Much is spoken about Barton Street. To some, it’s a hub of diversity and inclusion but to others it feels dangerous and the threat of crime is too close for comfort. Journalism student John Hewitt Jones met some who live and work there for their views.
KRISHNAVENTHAN Thiyagarajah sighs quietly, grimacing as he recalls a striking incident that took place some months ago.
“Some men came in and threatened to shoot me unless I handed over cash from the till,” he said. “I asked them what they had just said, then told them to get out of my shop.”
Once the assailants realised the shopkeeper wasn’t going to give in, they apologised, claimed it was a “joke”, and left.
Occurrences like this aren’t rare in TKS Food and Wine store. According to Mr Thiyagarajah, people come into the shop every other day to steal things and intimidate him and his wife Sugi, often threatening them with racial abuse.
The business has taken such a hit from shoplifting that he’s been forced to install a comprehensive CCTV system – a large screen in front of the counter that allows him to see what’s going on in every corner of the shop.
“A woman came in here yesterday and I watched her put a can of Coke in her pocket. I grabbed her on the way out, and asked her why she was stealing things,” he said.
It was only after he played her the CCTV footage that she admitted to taking the can and gave it back.
According to the shopkeeper, several people come in to buy alcohol, and when they do come in “they’re always high on drink and drugs – the way they behave is crazy”.
It’s only 10.15am, but as Mr Thiyagarajah talks, two customers enter to purchase cans of lager. This shopkeeper isn’t the only resident frustrated by the level of antisocial and criminal behaviour in Barton Street. An owner of a halal food store who didn’t want to be named recalled the problems he’s faced since he took over the shop.
“There are always youths loitering about the street, spitting, swearing, putting off customers,” he said.
“I’ve only owned this business for six months, but it’s noticeable there are problems on the street.”
Moving to the door of the shop, he points to a second-floor window on the opposite side of the road and explains how a few months ago a woman started throwing objects at the entrance of his shop.
“Eggs, rubbish, dirty nappies… it was absolutely disgusting,” he said.
The problem has since been resolved with the help of the police, and city councillor Said Hansdot (L, Barton and Tredworth) has confirmed that the problem resident subsequently moved into different accommodation.
So, are the problems in Barton Street just caused by antisocial behaviour, or does the area suffer from more subterranean racial tensions?
Local bartender David Monaghan is adamant that the area does have a decent sense of community, and that it just needs more attention.
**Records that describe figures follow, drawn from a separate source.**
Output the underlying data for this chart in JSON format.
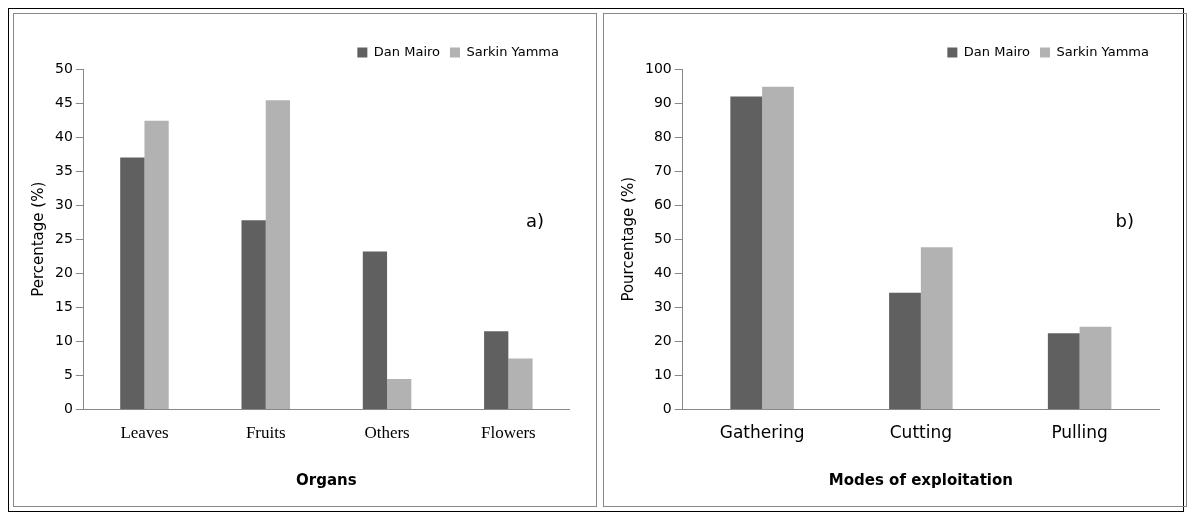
{
  "chart_data": [
    {
      "type": "bar",
      "xlabel": "Organs",
      "ylabel": "Percentage (%)",
      "categories": [
        "Leaves",
        "Fruits",
        "Others",
        "Flowers"
      ],
      "series": [
        {
          "name": "Dan Mairo",
          "color": "#606060",
          "values": [
            37.0,
            27.8,
            23.2,
            11.5
          ]
        },
        {
          "name": "Sarkin Yamma",
          "color": "#b2b2b2",
          "values": [
            42.4,
            45.4,
            4.5,
            7.5
          ]
        }
      ],
      "ylim": [
        0,
        50
      ],
      "yticks": [
        0,
        5,
        10,
        15,
        20,
        25,
        30,
        35,
        40,
        45,
        50
      ],
      "grid": false,
      "legend": "top right",
      "annotations": [
        "a)"
      ]
    },
    {
      "type": "bar",
      "xlabel": "Modes of exploitation",
      "ylabel": "Pourcentage (%)",
      "categories": [
        "Gathering",
        "Cutting",
        "Pulling"
      ],
      "series": [
        {
          "name": "Dan Mairo",
          "color": "#606060",
          "values": [
            91.9,
            34.3,
            22.4
          ]
        },
        {
          "name": "Sarkin Yamma",
          "color": "#b2b2b2",
          "values": [
            94.8,
            47.7,
            24.3
          ]
        }
      ],
      "ylim": [
        0,
        100
      ],
      "yticks": [
        0,
        10,
        20,
        30,
        40,
        50,
        60,
        70,
        80,
        90,
        100
      ],
      "grid": false,
      "legend": "top right",
      "annotations": [
        "b)"
      ]
    }
  ]
}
He said: “There’s a real community feel here in the pub – there are plenty of regulars.
“The gangs loitering outside the betting shop may be intimidating for passersby, but it’s a good area. It just needs more attention from the police. You often see them patrolling the street, but they’re never here when you need them.”
Coun Hansdot also thinks the problems on the street are skin-deep.
He said: “I didn’t know we had that much of a problem. I’ve lived in the community for over 40 years and I’ve never had any problems. We should make sure people report this anti-social behaviour whenever possible and stamp it out.”
Police also insist good work is happening there and pointed to falling crime figures as their evidence.
Sergeant Tim Wood, from Gloucestershire police, said: “We are disappointed to hear Mr Thiyagarajah’s views. We have only received three reports of thefts at the shop in the last year so would actively encourage him to make contact with us to discuss his concerns and report any other incidents.
“Barton Street is a very busy main street leading into the city, which does make antisocial behaviour more likely.
“However, we work really closely with the local community to identify such issues and deal with them. For example, we have reduced antisocial behaviour in St James’ Park and in Napier Park, which were both identified as hotspots by the community over the last year.
“There is currently no information or feedback to suggest there is a particular hotspot on Barton Street.”
He added that theft by shoplifting is down by 25 per cent in Barton and Tredworth compared to this time last year.